The large database collected during that extended expedition suggests quantitative relationships between the size of the Peridinium population and the amount of Jordan River water diluted in the lake due to flood events. Satellite images and earlier studies indicated that the Peridinium patches occur mainly in the northern part of the lake where Jordan River enters the lake. Therefore, this area was proposed as the site of population development and growth. Such a growth is supported by nutrients and chemical conditions provided by the river inflow. The distribution of the developed Peridinium population to other locations is facilitated as the population “tracks” the Jordan River plume in Lake Kinneret.
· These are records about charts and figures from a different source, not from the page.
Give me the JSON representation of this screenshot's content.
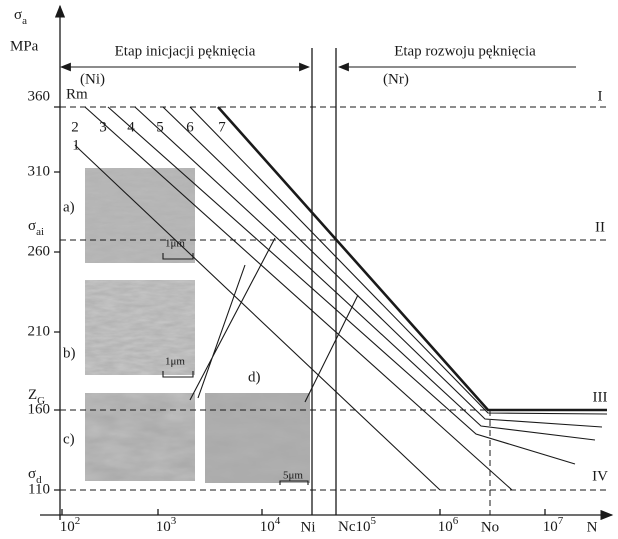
{
  "y_axis": {
    "symbol": "σ",
    "sub": "a",
    "unit": "MPa",
    "ticks": [
      "360",
      "310",
      "260",
      "210",
      "160",
      "110"
    ]
  },
  "x_axis": {
    "label": "N",
    "powers": [
      {
        "base": "10",
        "exp": "2"
      },
      {
        "base": "10",
        "exp": "3"
      },
      {
        "base": "10",
        "exp": "4"
      },
      {
        "base": "10",
        "exp": "6"
      },
      {
        "base": "10",
        "exp": "7"
      }
    ],
    "ni": "Ni",
    "nc": {
      "label": "Nc",
      "base": "10",
      "exp": "5"
    },
    "no": "No"
  },
  "stages": [
    {
      "title": "Etap inicjacji pęknięcia",
      "sym": "(Ni)"
    },
    {
      "title": "Etap rozwoju pęknięcia",
      "sym": "(Nr)"
    }
  ],
  "levels": {
    "rm": "Rm",
    "sai": {
      "symbol": "σ",
      "sub": "ai"
    },
    "zg": {
      "symbol": "Z",
      "sub": "G"
    },
    "sd": {
      "symbol": "σ",
      "sub": "d"
    },
    "roman": [
      "I",
      "II",
      "III",
      "IV"
    ]
  },
  "curves": [
    "1",
    "2",
    "3",
    "4",
    "5",
    "6",
    "7"
  ],
  "photos": [
    {
      "label": "a)",
      "scale": "1μm"
    },
    {
      "label": "b)",
      "scale": "1μm"
    },
    {
      "label": "c)"
    },
    {
      "label": "d)",
      "scale": "5μm"
    }
  ]
}
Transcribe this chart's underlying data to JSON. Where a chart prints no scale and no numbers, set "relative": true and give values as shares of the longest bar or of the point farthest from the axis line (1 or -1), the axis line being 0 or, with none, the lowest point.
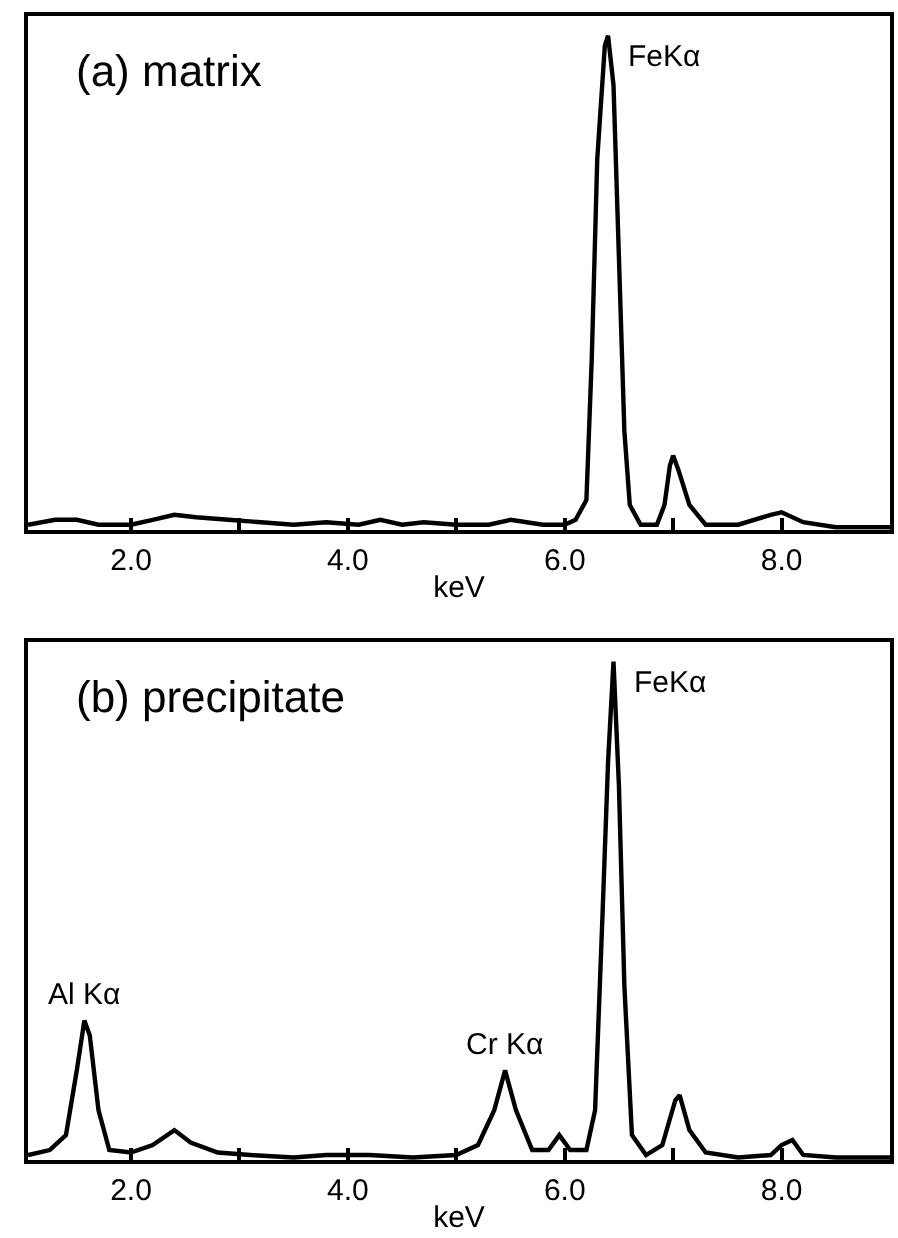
{
  "chart_data": [
    {
      "type": "line",
      "title": "(a) matrix",
      "xlabel": "keV",
      "relative": true,
      "color": "#000000",
      "x": [
        1.05,
        1.3,
        1.5,
        1.7,
        2.0,
        2.2,
        2.4,
        2.6,
        2.9,
        3.2,
        3.5,
        3.8,
        4.1,
        4.3,
        4.5,
        4.7,
        5.0,
        5.3,
        5.5,
        5.8,
        6.0,
        6.1,
        6.2,
        6.25,
        6.3,
        6.37,
        6.4,
        6.45,
        6.5,
        6.55,
        6.6,
        6.7,
        6.85,
        6.92,
        6.97,
        7.0,
        7.05,
        7.15,
        7.3,
        7.6,
        7.9,
        8.0,
        8.2,
        8.5,
        9.0
      ],
      "values": [
        0.01,
        0.02,
        0.02,
        0.01,
        0.01,
        0.02,
        0.03,
        0.025,
        0.02,
        0.015,
        0.01,
        0.015,
        0.01,
        0.02,
        0.01,
        0.015,
        0.01,
        0.01,
        0.02,
        0.01,
        0.01,
        0.02,
        0.06,
        0.35,
        0.75,
        0.98,
        1.0,
        0.9,
        0.55,
        0.2,
        0.05,
        0.01,
        0.01,
        0.05,
        0.13,
        0.15,
        0.12,
        0.05,
        0.01,
        0.01,
        0.03,
        0.035,
        0.015,
        0.005,
        0.005
      ],
      "xlim": [
        1.05,
        9.0
      ],
      "xticks": [
        {
          "value": 2,
          "label": "2.0"
        },
        {
          "value": 3,
          "label": null
        },
        {
          "value": 4,
          "label": "4.0"
        },
        {
          "value": 5,
          "label": null
        },
        {
          "value": 6,
          "label": "6.0"
        },
        {
          "value": 7,
          "label": null
        },
        {
          "value": 8,
          "label": "8.0"
        }
      ],
      "tick_labels": "x",
      "grid": false,
      "annotations": [
        {
          "text": "FeKα",
          "x": 6.4,
          "y": 1.0
        }
      ]
    },
    {
      "type": "line",
      "title": "(b) precipitate",
      "xlabel": "keV",
      "relative": true,
      "color": "#000000",
      "x": [
        1.05,
        1.25,
        1.4,
        1.5,
        1.57,
        1.62,
        1.7,
        1.8,
        2.0,
        2.2,
        2.4,
        2.55,
        2.8,
        3.1,
        3.5,
        3.8,
        4.2,
        4.6,
        5.0,
        5.2,
        5.35,
        5.45,
        5.55,
        5.7,
        5.85,
        5.95,
        6.05,
        6.2,
        6.28,
        6.35,
        6.4,
        6.45,
        6.5,
        6.55,
        6.62,
        6.75,
        6.9,
        7.02,
        7.06,
        7.15,
        7.3,
        7.6,
        7.9,
        8.0,
        8.1,
        8.2,
        8.5,
        9.0
      ],
      "values": [
        0.01,
        0.02,
        0.05,
        0.18,
        0.28,
        0.25,
        0.1,
        0.02,
        0.015,
        0.03,
        0.06,
        0.035,
        0.015,
        0.01,
        0.005,
        0.01,
        0.01,
        0.005,
        0.01,
        0.03,
        0.1,
        0.18,
        0.1,
        0.02,
        0.02,
        0.05,
        0.02,
        0.02,
        0.1,
        0.5,
        0.8,
        1.0,
        0.75,
        0.35,
        0.05,
        0.01,
        0.03,
        0.12,
        0.13,
        0.06,
        0.015,
        0.005,
        0.01,
        0.03,
        0.04,
        0.01,
        0.005,
        0.005
      ],
      "xlim": [
        1.05,
        9.0
      ],
      "xticks": [
        {
          "value": 2,
          "label": "2.0"
        },
        {
          "value": 3,
          "label": null
        },
        {
          "value": 4,
          "label": "4.0"
        },
        {
          "value": 5,
          "label": null
        },
        {
          "value": 6,
          "label": "6.0"
        },
        {
          "value": 7,
          "label": null
        },
        {
          "value": 8,
          "label": "8.0"
        }
      ],
      "tick_labels": "x",
      "grid": false,
      "annotations": [
        {
          "text": "FeKα",
          "x": 6.45,
          "y": 1.0
        },
        {
          "text": "Al Kα",
          "x": 1.57,
          "y": 0.28
        },
        {
          "text": "Cr Kα",
          "x": 5.45,
          "y": 0.18
        }
      ]
    }
  ]
}
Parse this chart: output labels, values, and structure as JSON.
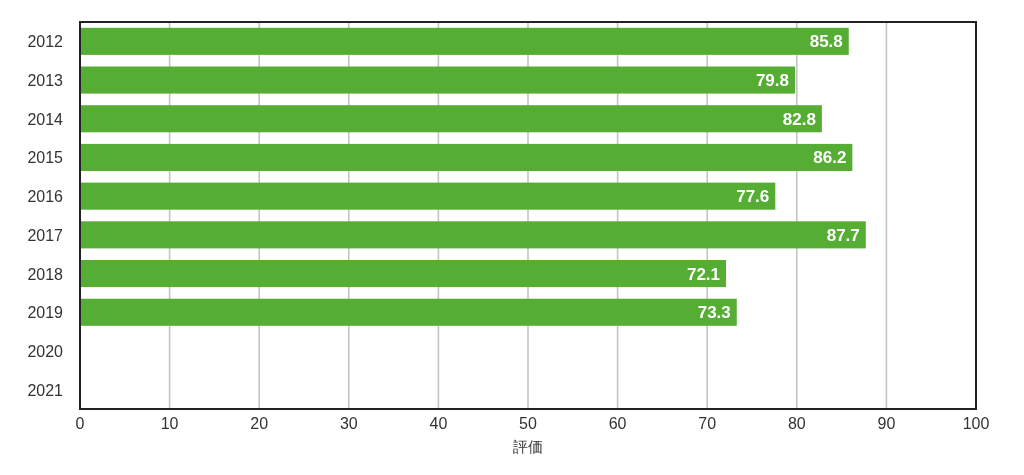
{
  "chart_data": {
    "type": "bar",
    "orientation": "horizontal",
    "categories": [
      "2012",
      "2013",
      "2014",
      "2015",
      "2016",
      "2017",
      "2018",
      "2019",
      "2020",
      "2021"
    ],
    "values": [
      85.8,
      79.8,
      82.8,
      86.2,
      77.6,
      87.7,
      72.1,
      73.3,
      null,
      null
    ],
    "color": "#55ae33",
    "xlim": [
      0,
      100
    ],
    "xticks": [
      0,
      10,
      20,
      30,
      40,
      50,
      60,
      70,
      80,
      90,
      100
    ],
    "xlabel": "評価",
    "grid": "x",
    "data_labels": true
  }
}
Based on the unique database collected during this study, KLL scientists postulate that a bulk of water enriched with Peridinium population is disintegrated from the “hatching” and “nursing” area (Jordan River inlet area) and starts its migration in the lake in accordance with the existing waves, currents and streams.
The patch migration continues along the “Jordan River” trail in Lake Kinneret, from the north area, the site of the population emergence, along the northwest coast and to the lake center, in accordance with the results of a circulation simulation model of Lake Kinneret operated by Dr. Alon Rimer (KLL). Based on this model, KLL scientists speculate that a single Peridinium patch migrating in the lake is of different age or developmental stage then another patch.
This study demonstrated once again the capabilities of the Kinneret Limnological Laboratory to identify crucial aspects of the lake ecosystem and to study them in a cooperative effort to better understand trends and changes in the lake’s ecosystem.